I was sitting on the window sill of my apartment, juggling between a hot cup of green tea, a chocolate sandwich and my notebook. While the cold yellow sunshine kissed my green over-sized pullover till it shone, I kept the glass windows shut, helps against the noise. From my window, I looked down at a typical Sunday morning.

I looked across the road to the other side. I don’t do this often, the reason being that the other side reeked of verity, and that isn’t something I’m comfortable with. A boy, approximately fifteen years of age was carrying a brick in his hand. He was followed by another man, in his thirties, also carrying a brick in his hand. They crossed the key maker’s shack and tossed the bricks into a makeshift landfill behind the line of tin-built shops. A part of their daily chore, probably.

The boy was dark skinned and had matted hair that had long outgrown its original length in all directions like wild grass. He wore a Superman T-shirt, over-sized and worn out, probably a hand-me-down. His flip flops were two sizes too small for his feet and I could feel his heels touch the burning ash grey stones lying around the landfill and I found solace in the thought that it was probably hurting my mind more than it hurt his heels that were used to scorching stones.

As he walked away from the landfill, the man in his thirties made a funny comment, I suppose. The boy laughed a hearty laugh and clapped his hands a couple of times. He then sprang his way to the butcher shop. Sundays are usually busy.

I was looking at a fifteen year old boy with matted hair growing like wild grass in a Superman T-shirt, a kid who chops off lamb heads for a living. I was sitting within the safety of a glass window in my green over-sized pullover, contemplating on the meaning of life and which restaurant to go to at night.

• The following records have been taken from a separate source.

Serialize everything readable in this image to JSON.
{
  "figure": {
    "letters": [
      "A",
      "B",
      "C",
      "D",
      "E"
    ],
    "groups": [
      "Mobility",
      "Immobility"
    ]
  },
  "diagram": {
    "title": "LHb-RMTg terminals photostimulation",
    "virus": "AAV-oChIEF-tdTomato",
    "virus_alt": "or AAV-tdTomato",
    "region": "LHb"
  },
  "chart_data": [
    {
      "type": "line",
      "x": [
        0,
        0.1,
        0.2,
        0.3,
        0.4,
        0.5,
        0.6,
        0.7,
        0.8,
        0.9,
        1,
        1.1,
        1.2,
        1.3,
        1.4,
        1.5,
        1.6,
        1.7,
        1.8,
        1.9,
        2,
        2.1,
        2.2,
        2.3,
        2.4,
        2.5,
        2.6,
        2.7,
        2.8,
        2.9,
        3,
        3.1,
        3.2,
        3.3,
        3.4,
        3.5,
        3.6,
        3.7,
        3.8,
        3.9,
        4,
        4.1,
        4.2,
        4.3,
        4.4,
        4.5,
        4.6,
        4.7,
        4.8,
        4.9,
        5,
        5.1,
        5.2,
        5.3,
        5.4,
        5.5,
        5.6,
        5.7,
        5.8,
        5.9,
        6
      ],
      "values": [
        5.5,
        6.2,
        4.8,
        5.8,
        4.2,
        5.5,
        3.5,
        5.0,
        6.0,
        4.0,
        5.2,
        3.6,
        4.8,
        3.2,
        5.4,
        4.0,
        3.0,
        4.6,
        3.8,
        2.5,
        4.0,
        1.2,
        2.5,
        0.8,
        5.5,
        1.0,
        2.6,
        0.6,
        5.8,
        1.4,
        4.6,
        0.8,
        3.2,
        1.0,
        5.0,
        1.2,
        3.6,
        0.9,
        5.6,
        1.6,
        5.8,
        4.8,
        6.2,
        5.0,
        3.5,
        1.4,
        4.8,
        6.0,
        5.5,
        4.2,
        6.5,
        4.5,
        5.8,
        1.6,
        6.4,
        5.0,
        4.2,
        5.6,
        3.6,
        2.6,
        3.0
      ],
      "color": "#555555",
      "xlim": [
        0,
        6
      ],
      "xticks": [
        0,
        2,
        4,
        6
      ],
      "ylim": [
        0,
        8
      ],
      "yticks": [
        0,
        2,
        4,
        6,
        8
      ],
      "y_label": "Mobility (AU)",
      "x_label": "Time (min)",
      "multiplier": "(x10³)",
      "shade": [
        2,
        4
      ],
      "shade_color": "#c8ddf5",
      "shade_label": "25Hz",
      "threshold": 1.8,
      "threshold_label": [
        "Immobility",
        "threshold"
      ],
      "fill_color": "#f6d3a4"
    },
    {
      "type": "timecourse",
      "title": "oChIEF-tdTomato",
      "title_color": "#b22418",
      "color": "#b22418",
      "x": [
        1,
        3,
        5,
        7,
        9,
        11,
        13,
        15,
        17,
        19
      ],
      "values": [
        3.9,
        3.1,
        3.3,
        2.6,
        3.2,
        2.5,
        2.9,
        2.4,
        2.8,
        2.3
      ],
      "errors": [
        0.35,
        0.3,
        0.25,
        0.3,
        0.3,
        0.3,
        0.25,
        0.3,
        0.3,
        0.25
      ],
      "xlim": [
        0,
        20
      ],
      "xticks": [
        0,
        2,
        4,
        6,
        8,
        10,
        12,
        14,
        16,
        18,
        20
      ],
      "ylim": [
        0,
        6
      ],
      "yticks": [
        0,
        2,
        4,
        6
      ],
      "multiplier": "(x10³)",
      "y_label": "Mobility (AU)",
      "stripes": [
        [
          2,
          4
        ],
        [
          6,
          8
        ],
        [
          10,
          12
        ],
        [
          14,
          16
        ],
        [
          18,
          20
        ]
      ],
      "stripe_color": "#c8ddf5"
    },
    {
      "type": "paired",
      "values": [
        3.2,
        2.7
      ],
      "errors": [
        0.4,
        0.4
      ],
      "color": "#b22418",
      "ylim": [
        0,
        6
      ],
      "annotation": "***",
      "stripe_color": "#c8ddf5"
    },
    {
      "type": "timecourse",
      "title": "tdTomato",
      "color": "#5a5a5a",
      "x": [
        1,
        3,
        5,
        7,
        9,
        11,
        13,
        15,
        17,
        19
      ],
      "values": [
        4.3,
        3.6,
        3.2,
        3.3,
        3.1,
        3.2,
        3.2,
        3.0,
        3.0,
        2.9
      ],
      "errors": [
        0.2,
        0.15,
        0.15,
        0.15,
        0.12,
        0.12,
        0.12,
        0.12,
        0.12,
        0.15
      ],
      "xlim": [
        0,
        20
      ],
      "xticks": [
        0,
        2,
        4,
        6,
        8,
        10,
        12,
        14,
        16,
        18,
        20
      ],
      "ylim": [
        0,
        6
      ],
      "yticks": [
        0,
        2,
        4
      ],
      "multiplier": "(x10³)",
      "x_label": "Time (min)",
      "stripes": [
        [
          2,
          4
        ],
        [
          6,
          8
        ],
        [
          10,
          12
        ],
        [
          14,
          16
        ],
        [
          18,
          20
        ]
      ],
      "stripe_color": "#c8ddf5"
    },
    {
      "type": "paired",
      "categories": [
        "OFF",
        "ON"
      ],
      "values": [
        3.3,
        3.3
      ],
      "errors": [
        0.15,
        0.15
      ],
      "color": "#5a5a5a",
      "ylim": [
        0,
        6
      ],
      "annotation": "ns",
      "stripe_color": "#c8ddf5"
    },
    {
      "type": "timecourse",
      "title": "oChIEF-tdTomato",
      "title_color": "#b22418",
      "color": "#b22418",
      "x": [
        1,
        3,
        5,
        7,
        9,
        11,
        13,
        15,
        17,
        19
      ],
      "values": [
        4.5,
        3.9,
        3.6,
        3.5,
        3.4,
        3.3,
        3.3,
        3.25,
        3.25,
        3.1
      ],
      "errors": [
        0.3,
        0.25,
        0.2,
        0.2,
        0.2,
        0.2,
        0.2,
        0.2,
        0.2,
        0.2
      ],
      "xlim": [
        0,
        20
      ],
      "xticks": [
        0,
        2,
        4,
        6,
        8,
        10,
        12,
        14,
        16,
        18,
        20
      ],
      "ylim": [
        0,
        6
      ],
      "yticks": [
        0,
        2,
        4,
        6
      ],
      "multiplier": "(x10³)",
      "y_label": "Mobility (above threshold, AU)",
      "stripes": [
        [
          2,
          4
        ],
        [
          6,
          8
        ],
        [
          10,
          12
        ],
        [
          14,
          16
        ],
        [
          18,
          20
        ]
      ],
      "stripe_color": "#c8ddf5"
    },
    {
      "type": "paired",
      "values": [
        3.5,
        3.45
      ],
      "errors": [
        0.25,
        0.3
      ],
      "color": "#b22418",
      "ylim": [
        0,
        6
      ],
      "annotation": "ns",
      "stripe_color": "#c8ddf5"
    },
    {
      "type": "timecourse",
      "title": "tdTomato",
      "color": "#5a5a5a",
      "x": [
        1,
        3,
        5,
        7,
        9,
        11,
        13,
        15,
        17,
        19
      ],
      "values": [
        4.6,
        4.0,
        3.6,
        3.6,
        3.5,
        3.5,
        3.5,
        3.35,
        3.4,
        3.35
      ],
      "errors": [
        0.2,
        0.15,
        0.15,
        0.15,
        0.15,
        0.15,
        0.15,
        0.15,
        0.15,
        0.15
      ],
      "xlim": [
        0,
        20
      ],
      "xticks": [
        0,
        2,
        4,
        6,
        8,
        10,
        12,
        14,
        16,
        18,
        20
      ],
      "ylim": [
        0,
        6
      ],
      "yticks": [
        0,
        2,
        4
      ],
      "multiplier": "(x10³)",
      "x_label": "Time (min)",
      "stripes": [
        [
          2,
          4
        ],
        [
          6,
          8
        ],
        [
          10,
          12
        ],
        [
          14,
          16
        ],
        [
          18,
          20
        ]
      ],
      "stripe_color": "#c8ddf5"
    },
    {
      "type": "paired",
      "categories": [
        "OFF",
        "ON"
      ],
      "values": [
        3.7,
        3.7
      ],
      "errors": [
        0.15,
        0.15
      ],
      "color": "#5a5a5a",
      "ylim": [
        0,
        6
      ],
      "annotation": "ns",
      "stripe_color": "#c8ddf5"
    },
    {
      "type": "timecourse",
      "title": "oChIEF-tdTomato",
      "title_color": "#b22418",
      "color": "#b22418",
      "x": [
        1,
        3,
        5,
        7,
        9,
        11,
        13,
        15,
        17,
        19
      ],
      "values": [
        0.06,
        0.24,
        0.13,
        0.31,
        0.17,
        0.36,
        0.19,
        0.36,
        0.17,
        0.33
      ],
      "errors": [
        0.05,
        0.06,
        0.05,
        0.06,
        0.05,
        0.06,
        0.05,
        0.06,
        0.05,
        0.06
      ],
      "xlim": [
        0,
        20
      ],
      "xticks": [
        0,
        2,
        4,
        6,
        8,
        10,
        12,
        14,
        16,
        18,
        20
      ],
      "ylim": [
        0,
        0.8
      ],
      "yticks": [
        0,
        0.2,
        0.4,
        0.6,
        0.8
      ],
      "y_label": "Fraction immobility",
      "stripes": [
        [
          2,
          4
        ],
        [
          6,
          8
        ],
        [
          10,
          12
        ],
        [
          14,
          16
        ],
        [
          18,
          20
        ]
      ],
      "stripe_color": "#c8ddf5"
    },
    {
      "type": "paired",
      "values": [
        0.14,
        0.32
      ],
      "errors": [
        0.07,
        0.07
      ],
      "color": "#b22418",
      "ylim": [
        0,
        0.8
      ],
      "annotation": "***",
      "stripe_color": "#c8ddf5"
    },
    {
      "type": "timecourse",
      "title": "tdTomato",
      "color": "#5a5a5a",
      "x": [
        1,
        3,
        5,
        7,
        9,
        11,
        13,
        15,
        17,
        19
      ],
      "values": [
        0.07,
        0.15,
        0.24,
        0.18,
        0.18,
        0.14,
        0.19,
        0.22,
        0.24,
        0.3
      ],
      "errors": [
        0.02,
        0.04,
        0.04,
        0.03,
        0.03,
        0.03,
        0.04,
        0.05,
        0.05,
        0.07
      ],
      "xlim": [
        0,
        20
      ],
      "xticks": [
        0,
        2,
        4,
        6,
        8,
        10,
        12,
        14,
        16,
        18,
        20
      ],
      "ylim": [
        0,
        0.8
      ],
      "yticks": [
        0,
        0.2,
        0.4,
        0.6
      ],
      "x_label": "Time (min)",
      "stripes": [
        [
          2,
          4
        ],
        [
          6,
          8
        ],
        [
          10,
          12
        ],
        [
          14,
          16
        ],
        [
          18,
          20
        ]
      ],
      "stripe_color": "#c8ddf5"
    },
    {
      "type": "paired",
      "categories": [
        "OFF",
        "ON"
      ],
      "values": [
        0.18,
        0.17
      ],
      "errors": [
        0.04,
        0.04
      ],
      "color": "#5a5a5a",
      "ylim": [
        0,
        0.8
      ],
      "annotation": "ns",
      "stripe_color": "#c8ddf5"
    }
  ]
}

I loathed the lack of ambition in the fifteen year old first. I was so much more ambitious at his age. I loathed my elitism second.

Since I will never be in that kid’s shoes (rather, worn out undersized flip flops), I will probably never understand how one must dream of flying an airplane while chopping off lamb heads. My mind probably doesn’t deserve to feel the pain of his burning heels, it’s far too real for my musings. I should probably not question why my maid’s daughter wants to become a nurse and not a doctor. She probably thinks only her mother’s employer’s children deserve elitist jobs such as these. I will never be able to comprehend why they never dream beyond the horizon. Or maybe I am the one deranged; I am the one incapable of coming in terms with the fact that the horizon is a mere illusion, a lie I tell myself so I can humanize the purple blue sky at twilight. 

Today, sitting on the window sill, looking across the road, I realised that reality had knocked down the fifteen year old like it hadn’t knocked me, like it would never have to knock me – not because I am privileged, but because I simply am not significant enough. For, the world was never the cup of green tea I could snuggle between my cold winter palms. The world was mostly the men and children working in dark hot ceramic factories, losing their sight to make my $12 tea mug; the world was mostly the dying babies of the mothers who spent twelve hours in tea gardens in Darjeeling, plucking only the finest tea leaves they couldn’t, cannot, afford; the world is mostly the men who inhaled their death twenty years too soon to make pretty paints to paint my mug Oxford blue.

No, I will never understand how and why the fifteen year old chops off lamb heads for a living but maybe that’s because I am not sane enough to discern that horizons are a mere illusion and the yellow sunshine doesn’t really kiss my pullover. Maybe fairy tales and Santa Claus were made for us, for reality is too hard to gather for the privileged daughter of a wealthy father.